Haghshenas, A.; Emam, Y.

We present a groundbreaking Do-It-Yourself (DIY) acoustic volumetry platform that redefines quantitative measurement by eliminating the conventional microphone. Our design exploits the inherent acoustic-electrical properties of a dynamic microphone cartridge mounted on a sealed chamber; representing the theoretically simplest possible acoustic volumeter. By focusing on resonance peak shifts, our streamlined sensor (utilizing an easily assembled circuit built solely from off-the-shelf audio connectors to split the sound card output between sensor excitation and response recording) delivers rapid, precise volumetric measurements with as few as three frequency points in several seconds.
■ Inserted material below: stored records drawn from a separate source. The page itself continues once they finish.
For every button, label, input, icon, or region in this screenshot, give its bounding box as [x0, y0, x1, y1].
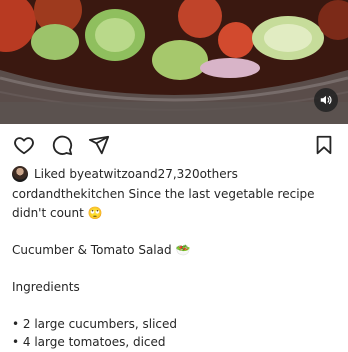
- share-button[interactable]: [87, 133, 111, 157]
- likes-suffix: others: [199, 167, 238, 181]
- post-caption: cordandthekitchen Since the last vegetab…: [12, 185, 338, 352]
- ingredient-item: • 4 large tomatoes, diced: [12, 335, 166, 349]
- save-button[interactable]: [312, 133, 336, 157]
- liker-avatar[interactable]: [12, 166, 28, 182]
- like-button[interactable]: [12, 133, 36, 157]
- face-emoji: 🙄: [87, 205, 103, 220]
- post-action-bar: [0, 133, 348, 157]
- bookmark-icon: [316, 135, 332, 155]
- ingredient-item: • 2 large cucumbers, sliced: [12, 316, 177, 331]
- caption-text-line2: didn't count: [12, 205, 88, 220]
- send-icon: [88, 135, 110, 155]
- recipe-title: Cucumber & Tomato Salad: [12, 242, 176, 257]
- comment-icon: [52, 135, 73, 156]
- salad-emoji: 🥗: [175, 242, 191, 257]
- mute-button[interactable]: [314, 88, 338, 112]
- volume-icon: [320, 95, 332, 105]
- ingredients-heading: Ingredients: [12, 279, 80, 294]
- post-video[interactable]: [0, 0, 348, 124]
- liker-username[interactable]: eatwitzo: [84, 167, 135, 181]
- comment-button[interactable]: [50, 133, 74, 157]
- heart-icon: [14, 137, 34, 155]
- likes-summary: Liked by eatwitzo and 27,320 others: [12, 166, 342, 182]
- likes-middle: and: [135, 167, 158, 181]
- caption-username[interactable]: cordandthekitchen: [12, 187, 125, 201]
- likes-prefix: Liked by: [34, 167, 85, 181]
- caption-text-line1: Since the last vegetable recipe: [124, 187, 315, 201]
- likes-count[interactable]: 27,320: [158, 167, 200, 181]
- salad-image: [0, 0, 348, 124]
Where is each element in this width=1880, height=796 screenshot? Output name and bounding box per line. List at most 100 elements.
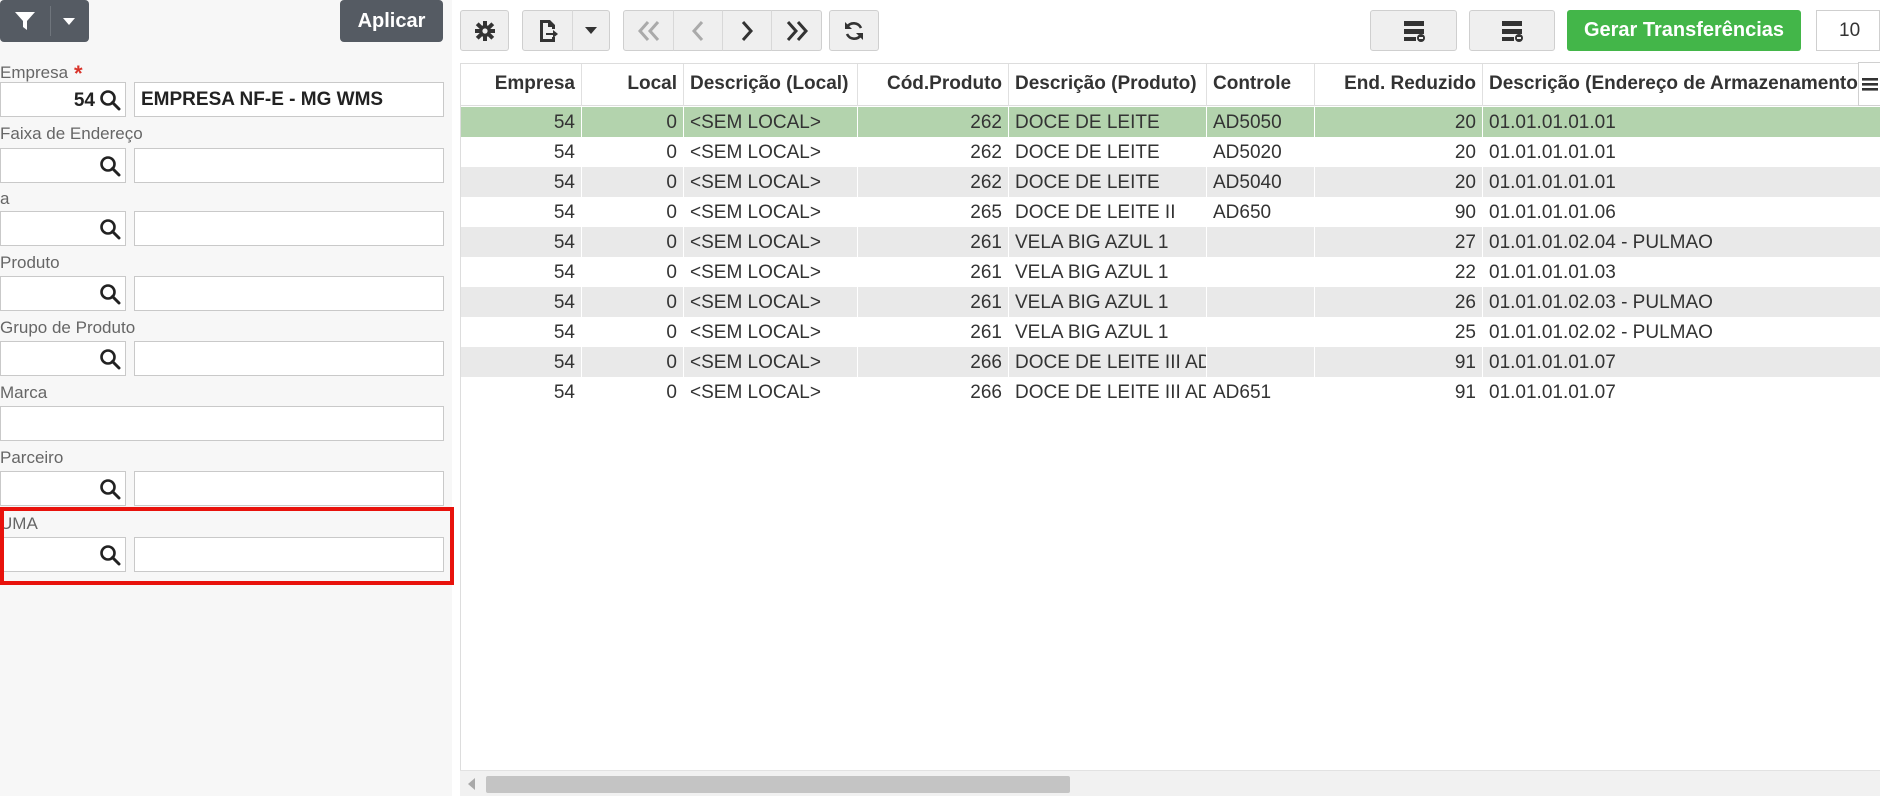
table-row[interactable]: 54 0 <SEM LOCAL> 266 DOCE DE LEITE III AD AD6… [461, 377, 1880, 407]
table-row[interactable]: 54 0 <SEM LOCAL> 266 DOCE DE LEITE III AD 91 0… [461, 347, 1880, 377]
marca-input[interactable] [0, 406, 444, 441]
page-size-input[interactable]: 10 [1816, 10, 1880, 51]
cell-cod-produto: 261 [858, 257, 1009, 287]
grid-header: Empresa Local Descrição (Local) Cód.Prod… [461, 64, 1880, 106]
cell-descricao-local: <SEM LOCAL> [684, 347, 858, 377]
cell-descricao-local: <SEM LOCAL> [684, 107, 858, 137]
faixa-endereco-code-input[interactable] [0, 148, 126, 183]
grupo-produto-description-field [134, 341, 444, 376]
cell-local: 0 [582, 137, 684, 167]
layout-icon [1499, 19, 1525, 43]
table-row[interactable]: 54 0 <SEM LOCAL> 261 VELA BIG AZUL 1 27 01.01.… [461, 227, 1880, 257]
filter-panel: Aplicar Empresa * 54 EMPRESA NF-E - MG WM… [0, 0, 454, 796]
column-header-cod-produto[interactable]: Cód.Produto [858, 64, 1009, 106]
cell-local: 0 [582, 227, 684, 257]
menu-icon [1861, 77, 1878, 91]
cell-descricao-local: <SEM LOCAL> [684, 137, 858, 167]
cell-local: 0 [582, 107, 684, 137]
search-icon[interactable] [99, 218, 121, 240]
filter-toggle-button[interactable] [0, 0, 89, 42]
table-row[interactable]: 54 0 <SEM LOCAL> 261 VELA BIG AZUL 1 26 01.01.… [461, 287, 1880, 317]
grupo-produto-code-input[interactable] [0, 341, 126, 376]
column-header-descricao-endereco[interactable]: Descrição (Endereço de Armazenamento) [1483, 64, 1880, 106]
search-icon[interactable] [99, 89, 121, 111]
parceiro-code-input[interactable] [0, 471, 126, 506]
cell-cod-produto: 266 [858, 377, 1009, 407]
cell-local: 0 [582, 377, 684, 407]
column-menu-button[interactable] [1858, 62, 1880, 106]
caret-down-icon[interactable] [62, 17, 76, 26]
cell-descricao-local: <SEM LOCAL> [684, 227, 858, 257]
uma-highlight-box [0, 507, 454, 585]
cell-descricao-endereco: 01.01.01.01.03 [1483, 257, 1880, 287]
data-grid: Empresa Local Descrição (Local) Cód.Prod… [460, 63, 1880, 796]
cell-end-reduzido: 22 [1315, 257, 1483, 287]
cell-end-reduzido: 91 [1315, 347, 1483, 377]
scrollbar-thumb[interactable] [486, 776, 1070, 793]
cell-end-reduzido: 91 [1315, 377, 1483, 407]
table-row[interactable]: 54 0 <SEM LOCAL> 261 VELA BIG AZUL 1 25 01.01.… [461, 317, 1880, 347]
generate-transfers-button[interactable]: Gerar Transferências [1567, 10, 1801, 51]
apply-button[interactable]: Aplicar [340, 0, 443, 42]
table-row[interactable]: 54 0 <SEM LOCAL> 262 DOCE DE LEITE AD5050 20 01… [461, 107, 1880, 137]
column-header-local[interactable]: Local [582, 64, 684, 106]
cell-local: 0 [582, 287, 684, 317]
search-icon[interactable] [99, 283, 121, 305]
cell-cod-produto: 266 [858, 347, 1009, 377]
cell-controle [1207, 257, 1315, 287]
cell-controle: AD5020 [1207, 137, 1315, 167]
first-page-icon [636, 20, 662, 42]
produto-label: Produto [0, 253, 60, 272]
export-icon [537, 19, 559, 43]
cell-descricao-local: <SEM LOCAL> [684, 317, 858, 347]
export-menu-button[interactable] [572, 10, 610, 51]
prev-page-icon [691, 20, 705, 42]
cell-empresa: 54 [461, 137, 582, 167]
refresh-icon [843, 20, 865, 42]
table-row[interactable]: 54 0 <SEM LOCAL> 261 VELA BIG AZUL 1 22 01.01.… [461, 257, 1880, 287]
search-icon[interactable] [99, 155, 121, 177]
first-page-button[interactable] [623, 10, 674, 51]
cell-controle [1207, 317, 1315, 347]
cell-descricao-produto: VELA BIG AZUL 1 [1009, 227, 1207, 257]
cell-descricao-endereco: 01.01.01.02.02 - PULMAO [1483, 317, 1880, 347]
cell-descricao-endereco: 01.01.01.02.04 - PULMAO [1483, 227, 1880, 257]
prev-page-button[interactable] [673, 10, 723, 51]
cell-controle [1207, 347, 1315, 377]
button-separator [50, 6, 51, 36]
cell-descricao-produto: VELA BIG AZUL 1 [1009, 287, 1207, 317]
table-row[interactable]: 54 0 <SEM LOCAL> 265 DOCE DE LEITE II AD650 90… [461, 197, 1880, 227]
faixa-ate-code-input[interactable] [0, 211, 126, 246]
column-header-descricao-local[interactable]: Descrição (Local) [684, 64, 858, 106]
cell-empresa: 54 [461, 197, 582, 227]
column-header-end-reduzido[interactable]: End. Reduzido [1315, 64, 1483, 106]
layout-button-1[interactable] [1370, 10, 1457, 51]
layout-button-2[interactable] [1469, 10, 1555, 51]
cell-end-reduzido: 27 [1315, 227, 1483, 257]
cell-controle [1207, 227, 1315, 257]
refresh-button[interactable] [829, 10, 879, 51]
cell-local: 0 [582, 257, 684, 287]
cell-end-reduzido: 20 [1315, 137, 1483, 167]
search-icon[interactable] [99, 478, 121, 500]
scroll-left-arrow-icon[interactable] [468, 778, 475, 790]
cell-controle: AD5040 [1207, 167, 1315, 197]
last-page-button[interactable] [771, 10, 822, 51]
faixa-endereco-label: Faixa de Endereço [0, 124, 143, 143]
cell-empresa: 54 [461, 347, 582, 377]
search-icon[interactable] [99, 348, 121, 370]
horizontal-scrollbar[interactable] [460, 770, 1880, 796]
export-button[interactable] [522, 10, 573, 51]
produto-code-input[interactable] [0, 276, 126, 311]
empresa-label: Empresa * [0, 58, 83, 86]
table-row[interactable]: 54 0 <SEM LOCAL> 262 DOCE DE LEITE AD5040 20 01… [461, 167, 1880, 197]
table-row[interactable]: 54 0 <SEM LOCAL> 262 DOCE DE LEITE AD5020 20 01… [461, 137, 1880, 167]
next-page-button[interactable] [722, 10, 772, 51]
settings-button[interactable] [460, 10, 509, 51]
empresa-code-input[interactable]: 54 [0, 82, 126, 117]
cell-cod-produto: 261 [858, 317, 1009, 347]
cell-descricao-produto: DOCE DE LEITE III AD [1009, 377, 1207, 407]
column-header-controle[interactable]: Controle [1207, 64, 1315, 106]
column-header-empresa[interactable]: Empresa [461, 64, 582, 106]
column-header-descricao-produto[interactable]: Descrição (Produto) [1009, 64, 1207, 106]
Calibration using both linear and logarithmic models demonstrated a robust correlation between resonance peak shifts and sample volume, yielding root mean square errors (RMSE) of 1.980 and 1.662 microliter, respectively. Notably, when applied to a ten-grain assay, these values correspond to an average error of less than 0.2 microliter per wheat grain, thereby affirming the device\'s precision across a diverse range of sample volumes. An exclusive Python-based freeware, distributed globally, provides an intuitive interface for calibration and measurement, ensuring that this cost-effective and modular approach is accessible to researchers worldwide. This innovative method not only simplifies traditional volumetry techniques but also paves the way for further optimization, marking a significant advancement for applications across a broad spectrum of scientific fields.